Tout ça pour vous dire qu'un homme d'action est un homme qui fait des choix. Tout ça pour vous dire que, si par malheur on ne trouvait pas rapidement une solution (on arrête avec les fausses excuses et la politique politicienne), et si le Majestic ferme pour une raison ou une autre, les quelques 250 actions culturelles que nous avons menées depuis 40 ans (cette année l'A.P.C. soufflera ses 40 bougies, quel cadeau !) seraient réduites à néant. Tant mieux pour vous, Lexoviens, qui avez mis des bâtons dans les roues du projet car vous pourrez à nouveau garer votre quat' roues sur votre petite place perso qui n'est pas votre Place. Le marché, qui ne devait jamais disparaître, continuera entre les voitures et les camionnettes.
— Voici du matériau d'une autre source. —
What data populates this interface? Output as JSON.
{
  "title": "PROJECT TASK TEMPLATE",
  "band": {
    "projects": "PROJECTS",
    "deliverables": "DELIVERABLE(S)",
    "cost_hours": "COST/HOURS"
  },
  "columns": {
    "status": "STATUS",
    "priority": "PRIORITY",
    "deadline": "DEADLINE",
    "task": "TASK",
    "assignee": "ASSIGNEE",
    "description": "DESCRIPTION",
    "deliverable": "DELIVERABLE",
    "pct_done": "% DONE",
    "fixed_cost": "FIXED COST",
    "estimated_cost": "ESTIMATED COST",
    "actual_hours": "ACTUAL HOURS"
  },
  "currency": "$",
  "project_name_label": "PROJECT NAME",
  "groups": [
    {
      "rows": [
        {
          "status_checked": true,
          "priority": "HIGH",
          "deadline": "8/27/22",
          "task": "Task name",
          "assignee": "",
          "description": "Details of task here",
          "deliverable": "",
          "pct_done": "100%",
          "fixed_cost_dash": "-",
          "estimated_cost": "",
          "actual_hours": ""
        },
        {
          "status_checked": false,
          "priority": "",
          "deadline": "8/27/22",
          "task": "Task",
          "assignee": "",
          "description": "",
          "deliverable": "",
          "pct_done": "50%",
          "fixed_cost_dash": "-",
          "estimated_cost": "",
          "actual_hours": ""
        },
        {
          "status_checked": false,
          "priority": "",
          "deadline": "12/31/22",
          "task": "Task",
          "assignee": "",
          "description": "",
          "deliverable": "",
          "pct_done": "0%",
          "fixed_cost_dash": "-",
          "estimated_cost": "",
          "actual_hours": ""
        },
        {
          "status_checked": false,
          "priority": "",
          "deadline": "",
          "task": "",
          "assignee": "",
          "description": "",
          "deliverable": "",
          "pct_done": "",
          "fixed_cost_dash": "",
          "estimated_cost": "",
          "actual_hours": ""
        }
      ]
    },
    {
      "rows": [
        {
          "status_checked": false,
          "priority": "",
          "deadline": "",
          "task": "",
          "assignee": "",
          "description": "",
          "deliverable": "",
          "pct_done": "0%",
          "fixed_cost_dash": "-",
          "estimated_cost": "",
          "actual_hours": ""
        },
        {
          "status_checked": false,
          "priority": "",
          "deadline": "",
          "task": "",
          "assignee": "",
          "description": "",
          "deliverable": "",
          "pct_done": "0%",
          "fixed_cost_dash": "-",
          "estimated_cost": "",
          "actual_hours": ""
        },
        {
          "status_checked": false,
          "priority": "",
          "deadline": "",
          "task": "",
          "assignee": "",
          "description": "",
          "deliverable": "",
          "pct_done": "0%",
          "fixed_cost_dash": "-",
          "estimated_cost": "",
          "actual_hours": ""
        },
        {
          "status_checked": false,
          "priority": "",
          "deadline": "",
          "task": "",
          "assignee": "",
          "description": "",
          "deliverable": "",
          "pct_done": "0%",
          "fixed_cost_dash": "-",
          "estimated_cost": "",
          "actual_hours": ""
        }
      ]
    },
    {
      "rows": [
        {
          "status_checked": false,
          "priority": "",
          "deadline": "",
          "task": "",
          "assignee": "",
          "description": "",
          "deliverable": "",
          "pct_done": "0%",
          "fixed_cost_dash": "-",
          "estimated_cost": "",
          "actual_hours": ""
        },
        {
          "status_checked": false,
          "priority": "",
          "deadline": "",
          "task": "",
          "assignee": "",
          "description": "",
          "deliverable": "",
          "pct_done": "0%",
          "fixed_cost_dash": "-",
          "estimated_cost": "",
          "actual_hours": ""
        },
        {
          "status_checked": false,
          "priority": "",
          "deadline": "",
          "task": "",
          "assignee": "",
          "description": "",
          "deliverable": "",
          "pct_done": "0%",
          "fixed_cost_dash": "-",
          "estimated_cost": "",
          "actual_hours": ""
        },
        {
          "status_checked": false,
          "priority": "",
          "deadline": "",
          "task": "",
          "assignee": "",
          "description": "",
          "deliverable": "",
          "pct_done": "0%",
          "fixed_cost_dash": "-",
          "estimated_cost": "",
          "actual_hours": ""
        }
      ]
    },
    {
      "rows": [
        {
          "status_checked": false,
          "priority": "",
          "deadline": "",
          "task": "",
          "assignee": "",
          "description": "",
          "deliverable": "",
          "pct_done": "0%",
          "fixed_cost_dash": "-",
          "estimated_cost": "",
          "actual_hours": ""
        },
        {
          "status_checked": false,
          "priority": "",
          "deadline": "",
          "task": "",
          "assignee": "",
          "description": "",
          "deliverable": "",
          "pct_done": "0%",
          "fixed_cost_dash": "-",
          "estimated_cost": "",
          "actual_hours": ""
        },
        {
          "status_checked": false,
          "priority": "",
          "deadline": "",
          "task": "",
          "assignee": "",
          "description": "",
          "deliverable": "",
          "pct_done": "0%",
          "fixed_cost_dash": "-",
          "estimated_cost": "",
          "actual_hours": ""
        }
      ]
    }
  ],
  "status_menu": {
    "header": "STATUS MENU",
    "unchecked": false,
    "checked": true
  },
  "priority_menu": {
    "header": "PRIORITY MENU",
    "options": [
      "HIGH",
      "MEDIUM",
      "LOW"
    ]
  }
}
Au nom de l'A.P.C., des cinémas Majestic et Royal, aux noms des spectateurs qui savent l'importance d'un ciné dans une petite ville de province, au nom des jeunes qui aiment le cinéma, je demande aux Augerons silencieux d'exiger que ce projet culturel se débloque, peu importe où. Agissez, faites une pétition, parlez-en sur vos réseaux sociaux ! Mettez la pression ! On parle de fermer le Tribunal. Ensuite le Majestic. Feuilleton à suivre !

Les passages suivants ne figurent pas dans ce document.